Jika permintaan perusahaan tsb. ditolak dengan alasan rahasia perusahaan tsb. tidak bisa dibuka karena takut strategi persaingannya terbongkar, maka perusahaan yang ditolak tsb. menggugat ke PTUN. Proyek itu didanai oleh negara jadi masyarakat berhak tau penggunaan dana yang menyangkut proyek tsb.

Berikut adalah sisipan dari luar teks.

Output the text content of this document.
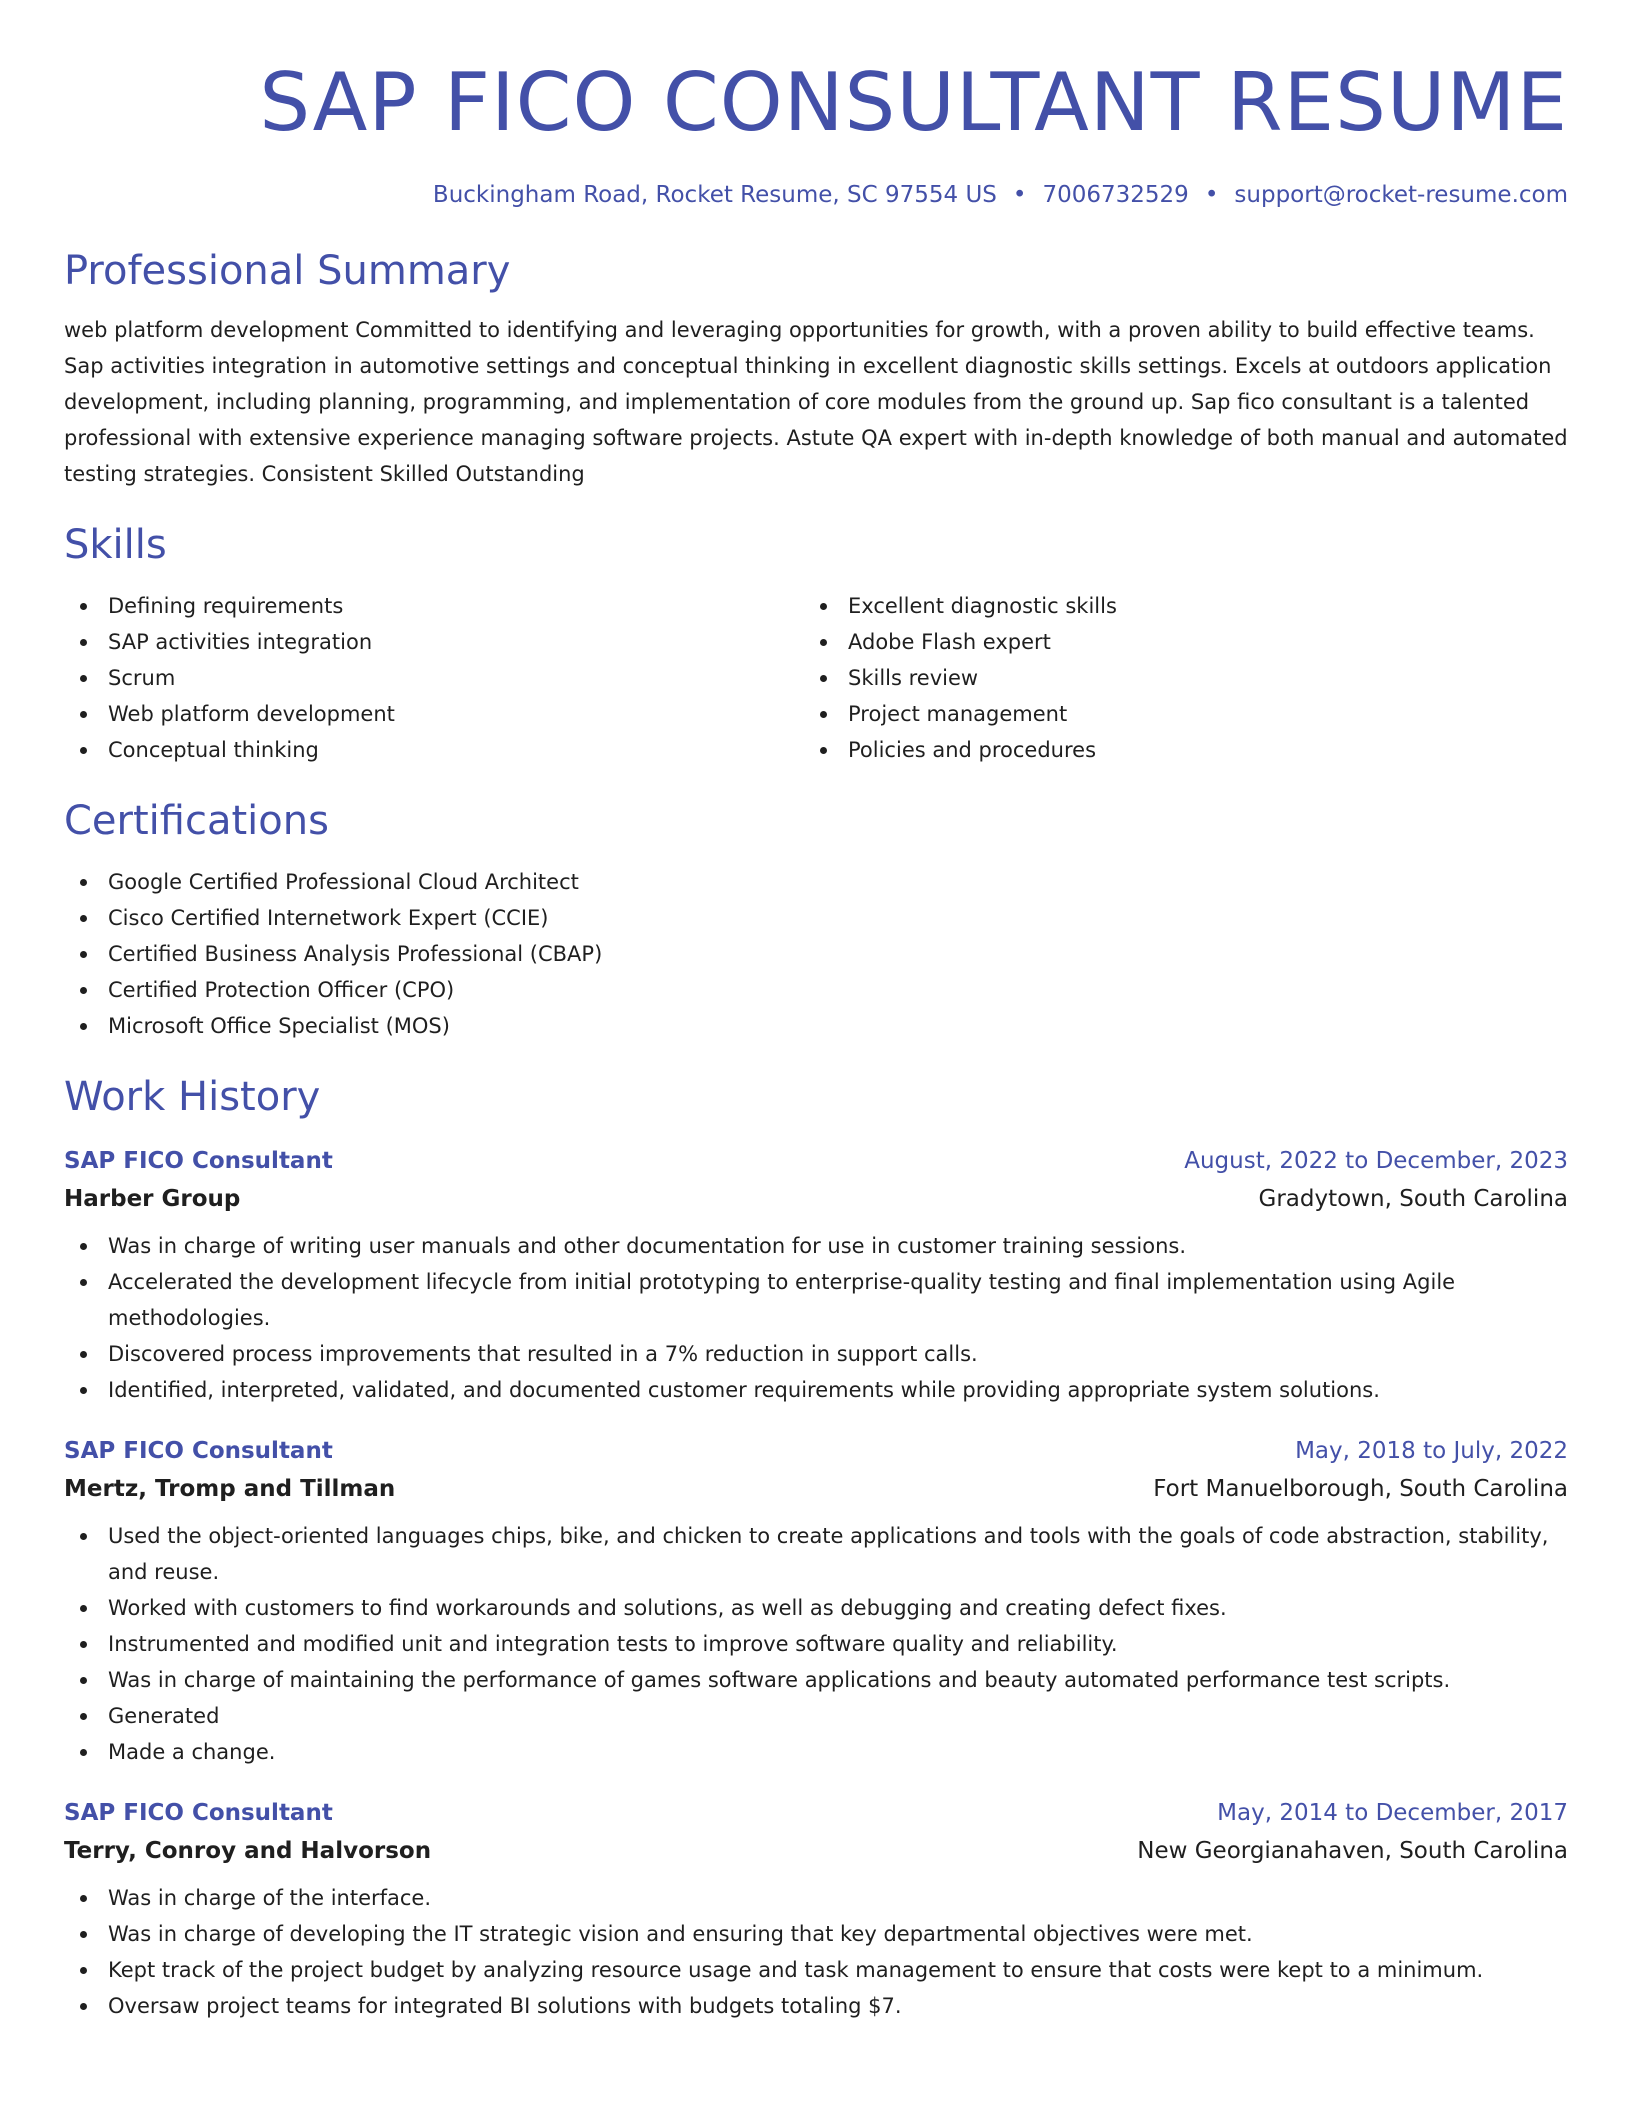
SAP FICO CONSULTANT RESUME
Buckingham Road, Rocket Resume, SC 97554 US • 7006732529 • support@rocket-resume.com
Professional Summary

web platform development Committed to identifying and leveraging opportunities for growth, with a proven ability to build effective teams. Sap activities integration in automotive settings and conceptual thinking in excellent diagnostic skills settings. Excels at outdoors application development, including planning, programming, and implementation of core modules from the ground up. Sap fico consultant is a talented professional with extensive experience managing software projects. Astute QA expert with in-depth knowledge of both manual and automated testing strategies. Consistent Skilled Outstanding

Skills
Defining requirements
SAP activities integration
Scrum
Web platform development
Conceptual thinking
Excellent diagnostic skills
Adobe Flash expert
Skills review
Project management
Policies and procedures
Certifications
Google Certified Professional Cloud Architect
Cisco Certified Internetwork Expert (CCIE)
Certified Business Analysis Professional (CBAP)
Certified Protection Officer (CPO)
Microsoft Office Specialist (MOS)
Work History
SAP FICO Consultant	August, 2022 to December, 2023
Harber Group	Gradytown, South Carolina
Was in charge of writing user manuals and other documentation for use in customer training sessions.
Accelerated the development lifecycle from initial prototyping to enterprise-quality testing and final implementation using Agile methodologies.
Discovered process improvements that resulted in a 7% reduction in support calls.
Identified, interpreted, validated, and documented customer requirements while providing appropriate system solutions.
SAP FICO Consultant	May, 2018 to July, 2022
Mertz, Tromp and Tillman	Fort Manuelborough, South Carolina
Used the object-oriented languages chips, bike, and chicken to create applications and tools with the goals of code abstraction, stability, and reuse.
Worked with customers to find workarounds and solutions, as well as debugging and creating defect fixes.
Instrumented and modified unit and integration tests to improve software quality and reliability.
Was in charge of maintaining the performance of games software applications and beauty automated performance test scripts.
Generated
Made a change.
SAP FICO Consultant	May, 2014 to December, 2017
Terry, Conroy and Halvorson	New Georgianahaven, South Carolina
Was in charge of the interface.
Was in charge of developing the IT strategic vision and ensuring that key departmental objectives were met.
Kept track of the project budget by analyzing resource usage and task management to ensure that costs were kept to a minimum.
Oversaw project teams for integrated BI solutions with budgets totaling $7.
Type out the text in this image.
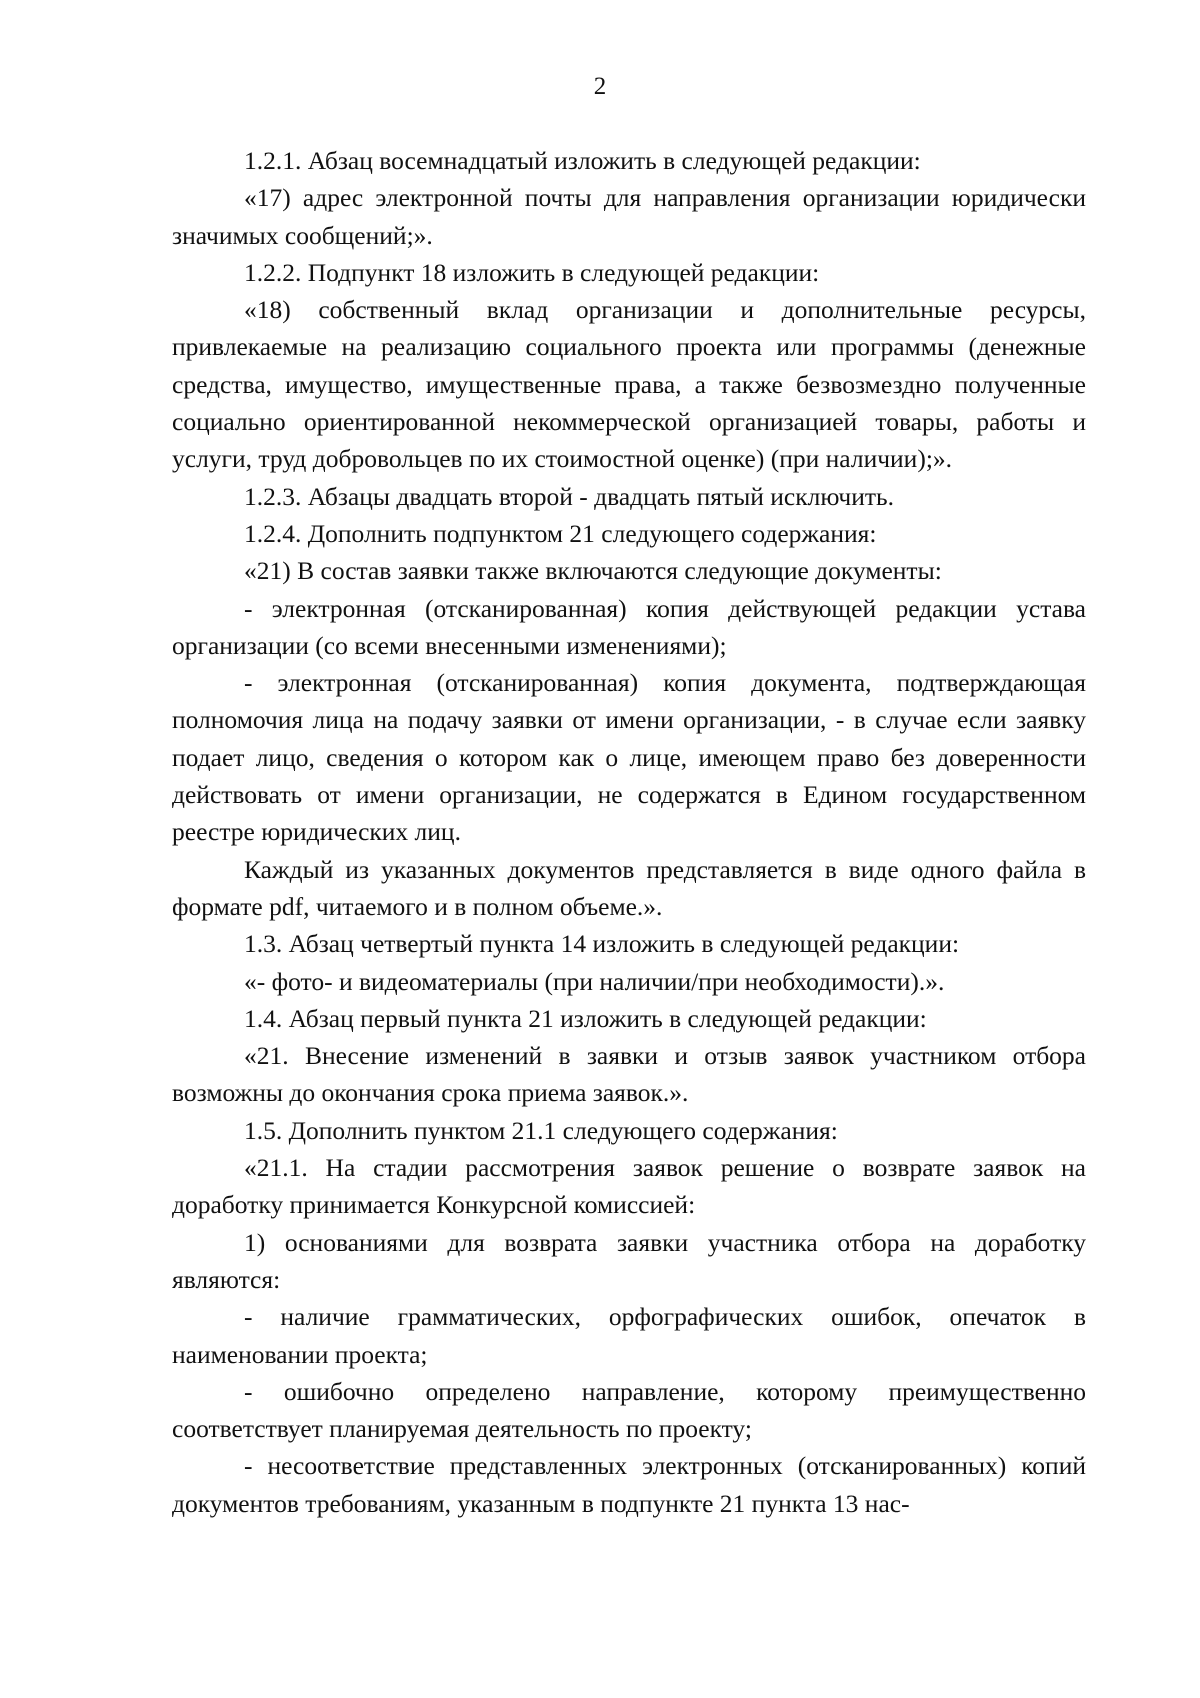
2

1.2.1. Абзац восемнадцатый изложить в следующей редакции:

«17) адрес электронной почты для направления организации юридически значимых сообщений;».

1.2.2. Подпункт 18 изложить в следующей редакции:

«18) собственный вклад организации и дополнительные ресурсы, привлекаемые на реализацию социального проекта или программы (денежные средства, имущество, имущественные права, а также безвозмездно полученные социально ориентированной некоммерческой организацией товары, работы и услуги, труд добровольцев по их стоимостной оценке) (при наличии);».

1.2.3. Абзацы двадцать второй - двадцать пятый исключить.

1.2.4. Дополнить подпунктом 21 следующего содержания:

«21) В состав заявки также включаются следующие документы:

- электронная (отсканированная) копия действующей редакции устава организации (со всеми внесенными изменениями);

- электронная (отсканированная) копия документа, подтверждающая полномочия лица на подачу заявки от имени организации, - в случае если заявку подает лицо, сведения о котором как о лице, имеющем право без доверенности действовать от имени организации, не содержатся в Едином государственном реестре юридических лиц.

Каждый из указанных документов представляется в виде одного файла в формате pdf, читаемого и в полном объеме.».

1.3. Абзац четвертый пункта 14 изложить в следующей редакции:

«- фото- и видеоматериалы (при наличии/при необходимости).».

1.4. Абзац первый пункта 21 изложить в следующей редакции:

«21. Внесение изменений в заявки и отзыв заявок участником отбора возможны до окончания срока приема заявок.».

1.5. Дополнить пунктом 21.1 следующего содержания:

«21.1. На стадии рассмотрения заявок решение о возврате заявок на доработку принимается Конкурсной комиссией:

1) основаниями для возврата заявки участника отбора на доработку являются:

- наличие грамматических, орфографических ошибок, опечаток в наименовании проекта;

- ошибочно определено направление, которому преимущественно соответствует планируемая деятельность по проекту;

- несоответствие представленных электронных (отсканированных) копий документов требованиям, указанным в подпункте 21 пункта 13 нас-
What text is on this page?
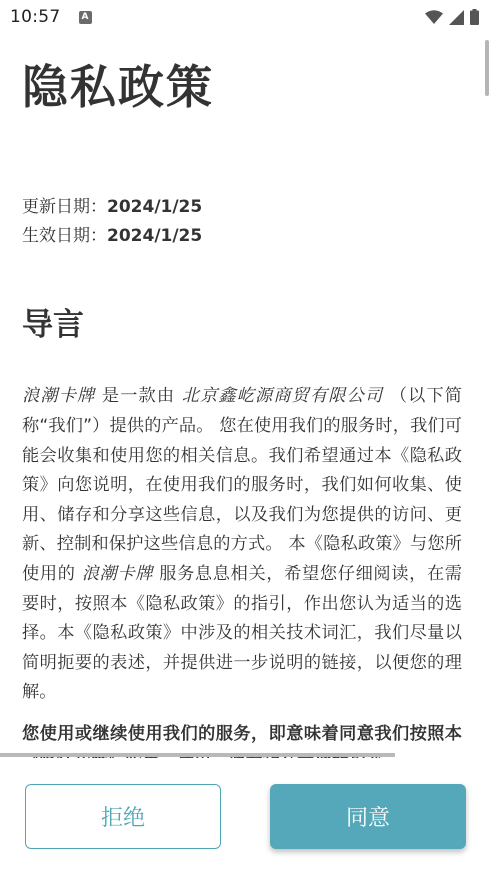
10:57	A
隐私政策
更新日期：2024/1/25
生效日期：2024/1/25
导言

浪潮卡牌 是一款由 北京鑫屹源商贸有限公司 （以下简称“我们”）提供的产品。 您在使用我们的服务时，我们可能会收集和使用您的相关信息。我们希望通过本《隐私政策》向您说明，在使用我们的服务时，我们如何收集、使用、储存和分享这些信息，以及我们为您提供的访问、更新、控制和保护这些信息的方式。 本《隐私政策》与您所使用的 浪潮卡牌 服务息息相关，希望您仔细阅读，在需要时，按照本《隐私政策》的指引，作出您认为适当的选择。本《隐私政策》中涉及的相关技术词汇，我们尽量以简明扼要的表述，并提供进一步说明的链接，以便您的理解。

您使用或继续使用我们的服务，即意味着同意我们按照本

拒绝	同意
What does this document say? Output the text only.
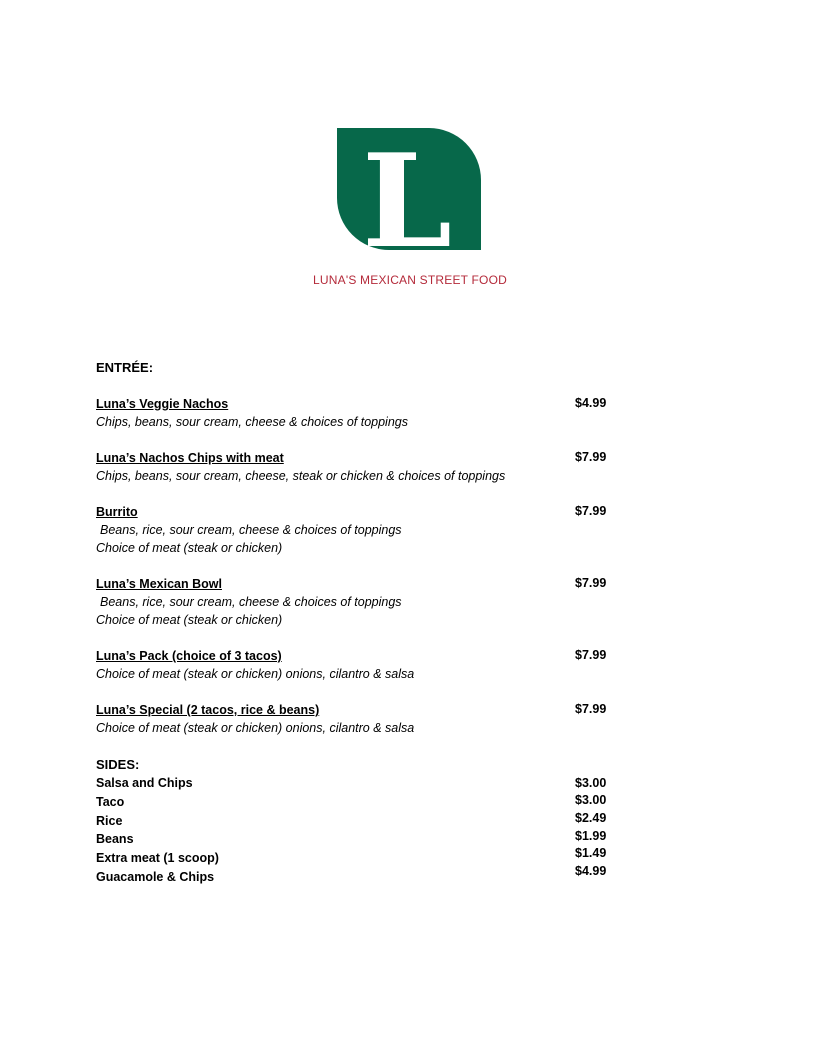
L
LUNA'S MEXICAN STREET FOOD
ENTRÉE:
Luna’s Veggie Nachos
Chips, beans, sour cream, cheese & choices of toppings
$4.99
Luna’s Nachos Chips with meat
Chips, beans, sour cream, cheese, steak or chicken & choices of toppings
$7.99
Burrito
Beans, rice, sour cream, cheese & choices of toppings
Choice of meat (steak or chicken)
$7.99
Luna’s Mexican Bowl
Beans, rice, sour cream, cheese & choices of toppings
Choice of meat (steak or chicken)
$7.99
Luna’s Pack (choice of 3 tacos)
Choice of meat (steak or chicken) onions, cilantro & salsa
$7.99
Luna’s Special (2 tacos, rice & beans)
Choice of meat (steak or chicken) onions, cilantro & salsa
$7.99
SIDES:
Salsa and Chips
Taco
Rice
Beans
Extra meat (1 scoop)
Guacamole & Chips
$3.00
$3.00
$2.49
$1.99
$1.49
$4.99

Berikutnya, bagi saya korupsi karena sistem itu juga bisa terjadi karena selama ini institusi yang berwenang dalam menindak pelaku korupsi, yakni KPK dengan perangkat hakim TIPIKOR nya, sepertinya juga tidak terlalu bernyali atau setidaknya tidak terlalu bersungguh-sungguh untuk menerapkan vonis hukuman mati bagi pelaku korupsi. Padahal dalam UU No. 20 tahun 2001 Tentang Pemberantasan Tindak Pidana Korupsi dalam Pasal 2 ayat (2) sudah sangat nyata disebutkan, dalam keadaan tertentu hukuman mati layak dijatuhkan pada pelaku korupsi.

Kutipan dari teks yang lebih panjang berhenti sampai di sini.